> The answer I got to this problem was "design middleware that handles this for you" which has to be a joke

It's not a joke.

The couch security model doesn't match the requirements of multi-user untrusted clients typical of internet distributed applications. But then most database have a similar limitation, it's only more visible in CouchDB because you can read/write documents directly from a browser without an application server, so the next logical step is to just let clients read/write directly to CouchDB over the internet without an app server.

If your data is in postgres, you will need an application server handing access control, business logic, and serialization.

If your data is in CouchDB, you need a proxy server that handles access control, whitelisting certain URL patterns and body content based on user entitlements.

Can you not write validation functions in design documents that handle the security (to a degree) for you? I seem to remember being able to do this in CouchDB 1.6 and, while it seemed like a pretty crude method, it was easier than managing an interposing proxy server.

Can you fake a reasonably indistinguishable 404 response for content that exists, but should not be publicly discoverable?

In the validation function docs [1], there is an example of HTTP errors being thrown, I'm just not sure if there is something like a `throw({notFound: null})` option.

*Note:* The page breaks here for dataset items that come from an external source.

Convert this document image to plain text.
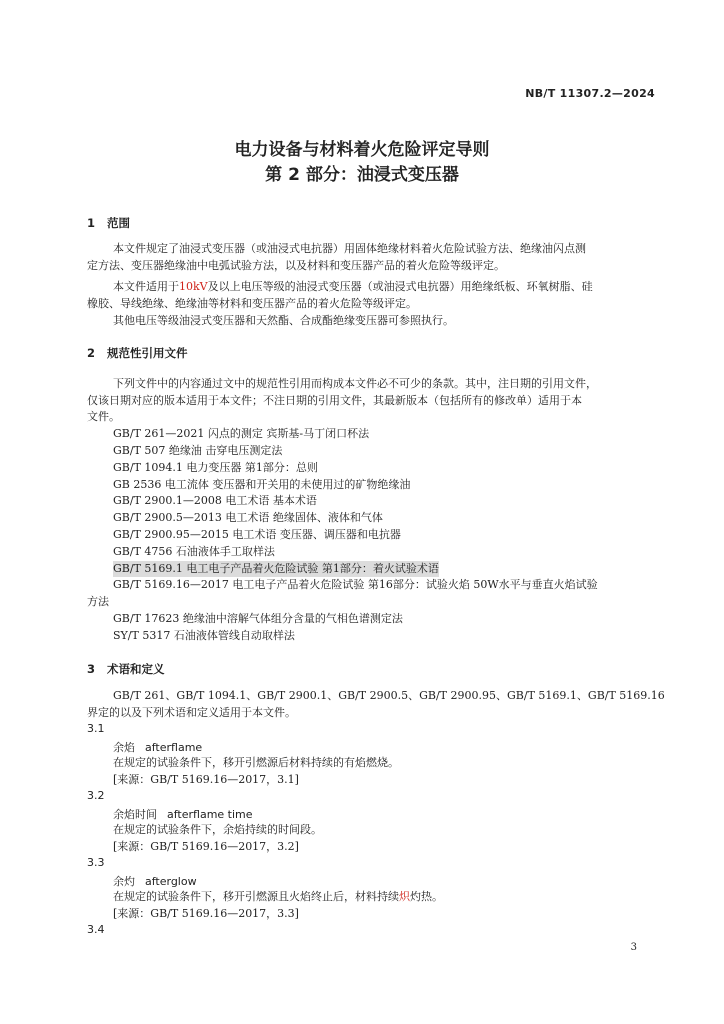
NB/T 11307.2—2024
电力设备与材料着火危险评定导则
第 2 部分：油浸式变压器
1 范围
本文件规定了油浸式变压器（或油浸式电抗器）用固体绝缘材料着火危险试验方法、绝缘油闪点测
定方法、变压器绝缘油中电弧试验方法，以及材料和变压器产品的着火危险等级评定。
本文件适用于10kV及以上电压等级的油浸式变压器（或油浸式电抗器）用绝缘纸板、环氧树脂、硅
橡胶、导线绝缘、绝缘油等材料和变压器产品的着火危险等级评定。
其他电压等级油浸式变压器和天然酯、合成酯绝缘变压器可参照执行。
2 规范性引用文件
下列文件中的内容通过文中的规范性引用而构成本文件必不可少的条款。其中，注日期的引用文件，
仅该日期对应的版本适用于本文件；不注日期的引用文件，其最新版本（包括所有的修改单）适用于本
文件。
GB/T 261—2021 闪点的测定 宾斯基-马丁闭口杯法
GB/T 507 绝缘油 击穿电压测定法
GB/T 1094.1 电力变压器 第1部分：总则
GB 2536 电工流体 变压器和开关用的未使用过的矿物绝缘油
GB/T 2900.1—2008 电工术语 基本术语
GB/T 2900.5—2013 电工术语 绝缘固体、液体和气体
GB/T 2900.95—2015 电工术语 变压器、调压器和电抗器
GB/T 4756 石油液体手工取样法
GB/T 5169.1 电工电子产品着火危险试验 第1部分：着火试验术语
GB/T 5169.16—2017 电工电子产品着火危险试验 第16部分：试验火焰 50W水平与垂直火焰试验
方法
GB/T 17623 绝缘油中溶解气体组分含量的气相色谱测定法
SY/T 5317 石油液体管线自动取样法
3 术语和定义
GB/T 261、GB/T 1094.1、GB/T 2900.1、GB/T 2900.5、GB/T 2900.95、GB/T 5169.1、GB/T 5169.16
界定的以及下列术语和定义适用于本文件。
3.1
余焰 afterflame
在规定的试验条件下，移开引燃源后材料持续的有焰燃烧。
[来源：GB/T 5169.16—2017，3.1]
3.2
余焰时间 afterflame time
在规定的试验条件下，余焰持续的时间段。
[来源：GB/T 5169.16—2017，3.2]
3.3
余灼 afterglow
在规定的试验条件下，移开引燃源且火焰终止后，材料持续炽灼热。
[来源：GB/T 5169.16—2017，3.3]
3.4
3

[1] http://guide.couchdb.org/draft/validation.html

The only validation function I've written contains this:

    throw({forbidden: 'Only administrators can write changes'});

IIRC, it raises either a 401 or 403 HTTP error.

That's not too difficult to do with a server side script that accesses the database as an Admin user.

I use perl cgi scripts to handle that. There are perl modules for interfacing with CouchDB but you can also create a simple "curl" call to do it.

I have run into some issues with encoding/decoding JSON doing that with perl though, but I've not looked far into how they might be solved yet.